Jean-Jacques me répète à l'envi, qu'il faut croire en l'espèce humaine. Que celle-ci a toujours trouvé des ressources pour se sortir de ses mauvais pas. Certes, quelquefois trop tard, ou en créant de nouveaux problèmes à vouloir résoudre les précédents. Qu'importe il faut avancer, toujours, regarder de l'avant, car ce n'est pas très joli ce qu'on voit dans le rétroviseur, alors, comme un grimpeur ne regarde pas le bas de la falaise, on monte, toujours plus haut, de façon toujours plus risquée. On sait que ce n'est pas raisonnable, mais il faut pourtant poursuivre, ne pas perturber la troupe qui ne regarde que le bout de son nez, que son confort immédiat et qui ne veut pas s'entendre dire comment vivre.
-- Laissez-moi libre, crie ainsi la cigale, d'aller choisir mes achats spontanément, de me fondre dans la foule des temples modernes, d'y remplir mon charriot et d'y épuiser mes crédits insolvablement. Peu m'importe que ces choses s'avèrent inutiles une fois rendues chez moi, d'autres achats toujours aussi impulsifs viendront les remplacer assurément. Mon frigo est à l'image de mon ventre, abondant, regorgeant de vivres, ainsi je me sens à mon aise dans le monde.

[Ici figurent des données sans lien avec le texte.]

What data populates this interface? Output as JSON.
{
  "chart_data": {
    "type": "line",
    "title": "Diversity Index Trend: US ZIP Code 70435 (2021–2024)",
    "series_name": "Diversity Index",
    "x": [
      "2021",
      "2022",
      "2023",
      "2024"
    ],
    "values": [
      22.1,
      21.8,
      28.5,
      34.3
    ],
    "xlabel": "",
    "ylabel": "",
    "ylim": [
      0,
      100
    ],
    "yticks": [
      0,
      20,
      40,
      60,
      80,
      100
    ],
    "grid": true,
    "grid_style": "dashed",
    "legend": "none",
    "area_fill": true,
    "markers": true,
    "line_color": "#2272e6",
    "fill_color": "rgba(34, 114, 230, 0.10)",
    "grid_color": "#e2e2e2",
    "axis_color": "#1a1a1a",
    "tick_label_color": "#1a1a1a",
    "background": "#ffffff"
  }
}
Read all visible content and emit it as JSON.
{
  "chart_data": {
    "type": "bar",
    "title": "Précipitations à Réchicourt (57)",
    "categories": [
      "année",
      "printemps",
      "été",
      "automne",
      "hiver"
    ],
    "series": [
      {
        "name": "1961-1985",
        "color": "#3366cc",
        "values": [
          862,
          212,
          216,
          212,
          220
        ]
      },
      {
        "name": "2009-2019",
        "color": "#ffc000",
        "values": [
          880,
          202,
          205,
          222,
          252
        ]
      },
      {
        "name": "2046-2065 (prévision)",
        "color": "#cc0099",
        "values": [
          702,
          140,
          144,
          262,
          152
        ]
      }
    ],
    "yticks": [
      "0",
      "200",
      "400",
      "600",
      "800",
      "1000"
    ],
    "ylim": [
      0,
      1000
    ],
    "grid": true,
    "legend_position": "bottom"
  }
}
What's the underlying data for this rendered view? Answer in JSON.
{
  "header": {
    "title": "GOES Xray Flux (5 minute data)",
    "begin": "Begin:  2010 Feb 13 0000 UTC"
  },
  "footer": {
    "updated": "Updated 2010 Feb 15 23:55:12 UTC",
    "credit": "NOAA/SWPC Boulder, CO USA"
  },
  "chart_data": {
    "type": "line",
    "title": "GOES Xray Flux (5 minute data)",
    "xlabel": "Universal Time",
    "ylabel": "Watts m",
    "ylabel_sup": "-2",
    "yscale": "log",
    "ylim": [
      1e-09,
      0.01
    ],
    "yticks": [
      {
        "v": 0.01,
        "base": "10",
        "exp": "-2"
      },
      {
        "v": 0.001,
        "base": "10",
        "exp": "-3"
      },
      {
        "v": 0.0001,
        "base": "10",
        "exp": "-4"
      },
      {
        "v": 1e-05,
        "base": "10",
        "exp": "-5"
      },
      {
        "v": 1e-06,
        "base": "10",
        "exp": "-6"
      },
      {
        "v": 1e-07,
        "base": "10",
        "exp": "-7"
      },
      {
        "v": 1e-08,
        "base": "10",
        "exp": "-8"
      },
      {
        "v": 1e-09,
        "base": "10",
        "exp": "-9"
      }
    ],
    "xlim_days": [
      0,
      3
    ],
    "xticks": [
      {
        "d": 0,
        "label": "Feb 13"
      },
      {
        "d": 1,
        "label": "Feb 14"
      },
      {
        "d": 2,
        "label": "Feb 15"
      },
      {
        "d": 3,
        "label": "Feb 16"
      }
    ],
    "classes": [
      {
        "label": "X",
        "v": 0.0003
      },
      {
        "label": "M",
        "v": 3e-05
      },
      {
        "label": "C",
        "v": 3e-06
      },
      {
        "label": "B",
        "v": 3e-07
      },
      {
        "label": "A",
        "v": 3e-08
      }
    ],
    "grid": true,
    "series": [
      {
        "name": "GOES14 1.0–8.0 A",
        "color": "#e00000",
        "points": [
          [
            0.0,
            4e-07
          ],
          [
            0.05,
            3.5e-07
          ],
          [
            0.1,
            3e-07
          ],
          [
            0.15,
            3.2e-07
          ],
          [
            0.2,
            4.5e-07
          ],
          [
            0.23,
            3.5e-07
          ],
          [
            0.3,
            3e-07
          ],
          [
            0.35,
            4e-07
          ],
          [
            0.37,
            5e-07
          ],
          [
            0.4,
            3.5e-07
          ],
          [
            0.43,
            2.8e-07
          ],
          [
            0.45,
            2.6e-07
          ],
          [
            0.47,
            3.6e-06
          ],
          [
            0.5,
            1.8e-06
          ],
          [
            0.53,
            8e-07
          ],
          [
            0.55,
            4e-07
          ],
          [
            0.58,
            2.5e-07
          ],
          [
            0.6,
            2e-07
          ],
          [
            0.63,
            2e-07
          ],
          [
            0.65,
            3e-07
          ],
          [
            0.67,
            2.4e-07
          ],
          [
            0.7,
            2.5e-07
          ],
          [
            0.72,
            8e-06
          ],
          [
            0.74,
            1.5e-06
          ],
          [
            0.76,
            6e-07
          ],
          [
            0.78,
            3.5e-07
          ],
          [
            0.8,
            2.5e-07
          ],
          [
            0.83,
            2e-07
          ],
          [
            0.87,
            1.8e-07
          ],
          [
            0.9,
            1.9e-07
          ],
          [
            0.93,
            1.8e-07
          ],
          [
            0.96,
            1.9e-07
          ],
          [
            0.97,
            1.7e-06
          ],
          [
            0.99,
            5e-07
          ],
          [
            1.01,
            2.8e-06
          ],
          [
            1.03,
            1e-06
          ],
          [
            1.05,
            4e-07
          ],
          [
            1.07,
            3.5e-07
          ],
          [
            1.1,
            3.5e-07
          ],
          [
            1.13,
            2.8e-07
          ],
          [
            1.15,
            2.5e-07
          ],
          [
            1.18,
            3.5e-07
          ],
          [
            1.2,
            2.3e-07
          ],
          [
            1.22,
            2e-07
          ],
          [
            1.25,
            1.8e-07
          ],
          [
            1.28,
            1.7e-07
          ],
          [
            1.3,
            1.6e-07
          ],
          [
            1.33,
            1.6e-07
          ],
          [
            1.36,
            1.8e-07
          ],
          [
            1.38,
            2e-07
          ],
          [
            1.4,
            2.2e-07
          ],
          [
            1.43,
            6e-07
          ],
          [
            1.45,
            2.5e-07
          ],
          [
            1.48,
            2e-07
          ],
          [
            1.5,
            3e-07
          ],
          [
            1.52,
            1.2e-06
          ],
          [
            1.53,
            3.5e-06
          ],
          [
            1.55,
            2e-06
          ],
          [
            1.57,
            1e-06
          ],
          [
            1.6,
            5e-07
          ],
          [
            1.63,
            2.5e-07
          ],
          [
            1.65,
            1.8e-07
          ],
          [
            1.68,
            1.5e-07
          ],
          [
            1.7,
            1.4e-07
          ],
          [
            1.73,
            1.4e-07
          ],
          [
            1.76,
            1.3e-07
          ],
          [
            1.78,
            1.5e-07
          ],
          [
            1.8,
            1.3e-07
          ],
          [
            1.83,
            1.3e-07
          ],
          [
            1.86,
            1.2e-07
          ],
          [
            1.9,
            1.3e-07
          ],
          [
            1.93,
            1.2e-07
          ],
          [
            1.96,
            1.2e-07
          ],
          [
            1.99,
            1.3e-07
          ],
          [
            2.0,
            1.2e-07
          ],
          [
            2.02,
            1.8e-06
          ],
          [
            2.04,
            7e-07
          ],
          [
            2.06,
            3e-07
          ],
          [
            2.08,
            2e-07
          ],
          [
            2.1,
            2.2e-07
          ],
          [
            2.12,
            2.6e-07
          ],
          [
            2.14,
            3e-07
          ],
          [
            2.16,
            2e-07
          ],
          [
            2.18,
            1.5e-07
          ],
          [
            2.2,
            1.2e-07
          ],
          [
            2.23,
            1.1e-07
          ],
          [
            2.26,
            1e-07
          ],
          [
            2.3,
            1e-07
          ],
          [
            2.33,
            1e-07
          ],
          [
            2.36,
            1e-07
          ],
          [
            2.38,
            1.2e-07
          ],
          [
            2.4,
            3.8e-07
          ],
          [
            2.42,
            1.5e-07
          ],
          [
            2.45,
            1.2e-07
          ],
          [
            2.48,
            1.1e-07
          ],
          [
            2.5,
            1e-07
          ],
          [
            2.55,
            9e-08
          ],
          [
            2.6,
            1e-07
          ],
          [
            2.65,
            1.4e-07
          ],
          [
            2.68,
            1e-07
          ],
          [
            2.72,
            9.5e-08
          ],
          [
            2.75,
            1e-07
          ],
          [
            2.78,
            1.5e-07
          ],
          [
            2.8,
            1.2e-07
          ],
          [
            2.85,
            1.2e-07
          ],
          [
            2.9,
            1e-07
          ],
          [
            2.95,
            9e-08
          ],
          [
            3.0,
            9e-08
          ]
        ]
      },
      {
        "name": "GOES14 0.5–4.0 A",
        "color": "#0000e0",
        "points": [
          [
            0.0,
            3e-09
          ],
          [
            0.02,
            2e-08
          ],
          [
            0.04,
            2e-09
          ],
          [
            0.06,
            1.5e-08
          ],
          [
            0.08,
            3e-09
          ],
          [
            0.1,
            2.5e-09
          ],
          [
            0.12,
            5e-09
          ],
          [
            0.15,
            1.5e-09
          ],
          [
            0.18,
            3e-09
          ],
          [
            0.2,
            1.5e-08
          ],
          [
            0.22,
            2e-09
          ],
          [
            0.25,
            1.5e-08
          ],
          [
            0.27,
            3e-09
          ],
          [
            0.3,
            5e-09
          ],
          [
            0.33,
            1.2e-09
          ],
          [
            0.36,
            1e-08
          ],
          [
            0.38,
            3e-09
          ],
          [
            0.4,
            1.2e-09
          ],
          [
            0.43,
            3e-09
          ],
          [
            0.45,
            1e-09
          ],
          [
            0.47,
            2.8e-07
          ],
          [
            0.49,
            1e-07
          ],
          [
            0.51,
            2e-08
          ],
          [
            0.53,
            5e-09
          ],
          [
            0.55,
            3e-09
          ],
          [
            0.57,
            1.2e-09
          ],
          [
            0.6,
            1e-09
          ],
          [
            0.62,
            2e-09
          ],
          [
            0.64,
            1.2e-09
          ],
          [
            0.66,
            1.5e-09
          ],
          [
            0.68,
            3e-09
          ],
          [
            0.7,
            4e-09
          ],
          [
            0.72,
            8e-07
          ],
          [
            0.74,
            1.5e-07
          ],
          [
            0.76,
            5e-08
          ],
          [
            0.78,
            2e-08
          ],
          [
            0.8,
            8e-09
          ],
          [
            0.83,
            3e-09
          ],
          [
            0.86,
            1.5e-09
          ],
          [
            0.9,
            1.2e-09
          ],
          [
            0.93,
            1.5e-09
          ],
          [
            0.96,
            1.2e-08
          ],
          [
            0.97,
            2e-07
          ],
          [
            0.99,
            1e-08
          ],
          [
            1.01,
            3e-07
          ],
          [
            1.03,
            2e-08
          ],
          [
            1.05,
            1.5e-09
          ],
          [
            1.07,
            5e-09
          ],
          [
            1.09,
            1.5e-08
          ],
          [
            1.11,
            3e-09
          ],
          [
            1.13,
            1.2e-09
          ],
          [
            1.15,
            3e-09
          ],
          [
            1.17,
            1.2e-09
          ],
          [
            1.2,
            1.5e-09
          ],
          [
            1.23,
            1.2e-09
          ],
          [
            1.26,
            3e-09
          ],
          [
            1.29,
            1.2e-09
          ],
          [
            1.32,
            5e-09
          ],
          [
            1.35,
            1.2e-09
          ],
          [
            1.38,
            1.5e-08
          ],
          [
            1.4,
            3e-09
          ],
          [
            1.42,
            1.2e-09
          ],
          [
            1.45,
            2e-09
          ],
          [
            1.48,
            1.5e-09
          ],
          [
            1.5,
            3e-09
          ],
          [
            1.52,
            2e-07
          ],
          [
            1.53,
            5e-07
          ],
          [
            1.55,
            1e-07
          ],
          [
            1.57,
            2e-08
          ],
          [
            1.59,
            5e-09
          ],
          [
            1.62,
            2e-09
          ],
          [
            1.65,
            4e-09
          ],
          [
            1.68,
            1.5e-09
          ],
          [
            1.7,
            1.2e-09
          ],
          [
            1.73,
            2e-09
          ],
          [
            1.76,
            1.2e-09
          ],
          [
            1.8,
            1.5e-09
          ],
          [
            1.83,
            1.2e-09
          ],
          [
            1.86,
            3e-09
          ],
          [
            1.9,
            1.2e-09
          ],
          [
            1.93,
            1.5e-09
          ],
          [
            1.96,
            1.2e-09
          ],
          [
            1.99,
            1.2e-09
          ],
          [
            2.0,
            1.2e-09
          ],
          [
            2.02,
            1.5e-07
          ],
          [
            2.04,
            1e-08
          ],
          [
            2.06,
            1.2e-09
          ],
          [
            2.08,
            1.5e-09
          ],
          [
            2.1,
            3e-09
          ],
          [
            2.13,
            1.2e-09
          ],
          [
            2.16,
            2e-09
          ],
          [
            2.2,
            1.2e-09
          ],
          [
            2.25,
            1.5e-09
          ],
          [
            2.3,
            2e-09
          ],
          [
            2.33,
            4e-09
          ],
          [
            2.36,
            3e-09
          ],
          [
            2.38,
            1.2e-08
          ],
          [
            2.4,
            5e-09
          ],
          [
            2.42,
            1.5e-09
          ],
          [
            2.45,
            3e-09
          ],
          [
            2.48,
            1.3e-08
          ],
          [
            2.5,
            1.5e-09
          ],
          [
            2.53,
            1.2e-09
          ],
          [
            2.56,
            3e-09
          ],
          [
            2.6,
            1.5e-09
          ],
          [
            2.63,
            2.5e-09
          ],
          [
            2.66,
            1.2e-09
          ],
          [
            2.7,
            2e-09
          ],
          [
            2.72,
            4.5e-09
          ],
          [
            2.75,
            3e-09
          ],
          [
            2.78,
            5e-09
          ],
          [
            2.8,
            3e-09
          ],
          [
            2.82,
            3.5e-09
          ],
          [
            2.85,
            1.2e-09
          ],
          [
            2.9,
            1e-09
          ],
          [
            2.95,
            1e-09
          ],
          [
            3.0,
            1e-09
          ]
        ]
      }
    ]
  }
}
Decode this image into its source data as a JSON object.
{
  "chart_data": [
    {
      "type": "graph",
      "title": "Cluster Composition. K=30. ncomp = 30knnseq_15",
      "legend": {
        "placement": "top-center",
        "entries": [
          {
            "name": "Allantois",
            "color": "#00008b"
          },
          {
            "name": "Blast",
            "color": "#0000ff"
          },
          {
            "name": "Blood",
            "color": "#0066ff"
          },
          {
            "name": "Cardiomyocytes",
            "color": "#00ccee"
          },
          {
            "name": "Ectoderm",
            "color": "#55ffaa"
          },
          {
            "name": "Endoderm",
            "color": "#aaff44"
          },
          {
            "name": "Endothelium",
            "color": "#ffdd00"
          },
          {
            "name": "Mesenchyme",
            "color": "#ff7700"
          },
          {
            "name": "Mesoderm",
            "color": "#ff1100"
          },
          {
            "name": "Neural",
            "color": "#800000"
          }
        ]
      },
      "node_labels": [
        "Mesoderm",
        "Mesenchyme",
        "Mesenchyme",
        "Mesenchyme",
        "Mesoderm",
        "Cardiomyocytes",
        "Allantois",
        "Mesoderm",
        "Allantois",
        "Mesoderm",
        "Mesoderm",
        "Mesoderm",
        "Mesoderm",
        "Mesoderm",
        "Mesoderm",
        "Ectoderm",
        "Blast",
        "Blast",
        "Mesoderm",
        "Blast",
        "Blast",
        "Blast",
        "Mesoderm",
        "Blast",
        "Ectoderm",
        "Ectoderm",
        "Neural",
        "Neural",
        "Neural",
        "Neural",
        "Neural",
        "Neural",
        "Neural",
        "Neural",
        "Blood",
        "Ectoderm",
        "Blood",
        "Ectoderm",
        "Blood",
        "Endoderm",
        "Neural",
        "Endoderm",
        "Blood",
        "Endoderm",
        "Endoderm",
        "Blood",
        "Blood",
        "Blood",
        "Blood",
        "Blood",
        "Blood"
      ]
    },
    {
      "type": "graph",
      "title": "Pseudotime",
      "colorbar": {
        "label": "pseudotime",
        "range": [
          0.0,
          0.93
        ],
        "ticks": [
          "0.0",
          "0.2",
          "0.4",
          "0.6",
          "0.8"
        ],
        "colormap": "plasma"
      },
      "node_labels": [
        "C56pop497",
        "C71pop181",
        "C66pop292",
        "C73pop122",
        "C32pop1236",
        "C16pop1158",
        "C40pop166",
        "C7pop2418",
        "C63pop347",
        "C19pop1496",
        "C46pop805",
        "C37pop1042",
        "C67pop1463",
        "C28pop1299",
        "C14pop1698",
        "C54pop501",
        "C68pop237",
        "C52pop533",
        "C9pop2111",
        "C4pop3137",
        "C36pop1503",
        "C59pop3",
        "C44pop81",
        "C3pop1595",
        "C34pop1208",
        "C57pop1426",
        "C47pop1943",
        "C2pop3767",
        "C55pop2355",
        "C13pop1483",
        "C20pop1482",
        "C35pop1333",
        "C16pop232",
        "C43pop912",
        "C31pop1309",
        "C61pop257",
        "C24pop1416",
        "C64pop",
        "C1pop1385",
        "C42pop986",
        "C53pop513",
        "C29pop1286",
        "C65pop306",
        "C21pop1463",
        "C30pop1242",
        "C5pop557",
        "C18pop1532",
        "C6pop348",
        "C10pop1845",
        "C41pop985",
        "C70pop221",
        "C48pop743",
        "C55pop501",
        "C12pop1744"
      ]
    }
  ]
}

-- Jean-Jacques avait pourtant bien parlé, pour autant je crois qu'on ne s'en sortira pas indemnes cette fois-ci à outrepasser les limites planétaires. Leurs voitures sont à l'égal de leur égo, surdimensionnées. Leurs vacances sont au bout du monde, pour faire de belles images qui s'agglutinerons à des milliers d'autres, que personne ne regardera, les images des autres ne font pas envie. Leurs voitures sont devenues obèses, disais-je, à l'instar de leur vie au format SUV, quand le reste du monde crie famine.
Alors mon cher Jean-Jacques, je regarde mon frigo presque vide, et dans la lumière bleutée de ma frugalité, je trouve cet espoir que l'humanité survivra bien à l'âge du consumérisme, et j'entrevois serrés autour d'un feu, un groupe discuter du partage de leur maigre récolte, les uns optant pour un partage équitable à l'ensemble du groupe, d'autres insistant pour prendre en compte l'effort fourni, le consensus étant tranché par le mâle alpha qui s'accorde une part double, vient ensuite le débat sur la sécurité, où comment se protéger contre les raids que tentent encore à l'occasion les derniers hommes gras, à la chair si prisée.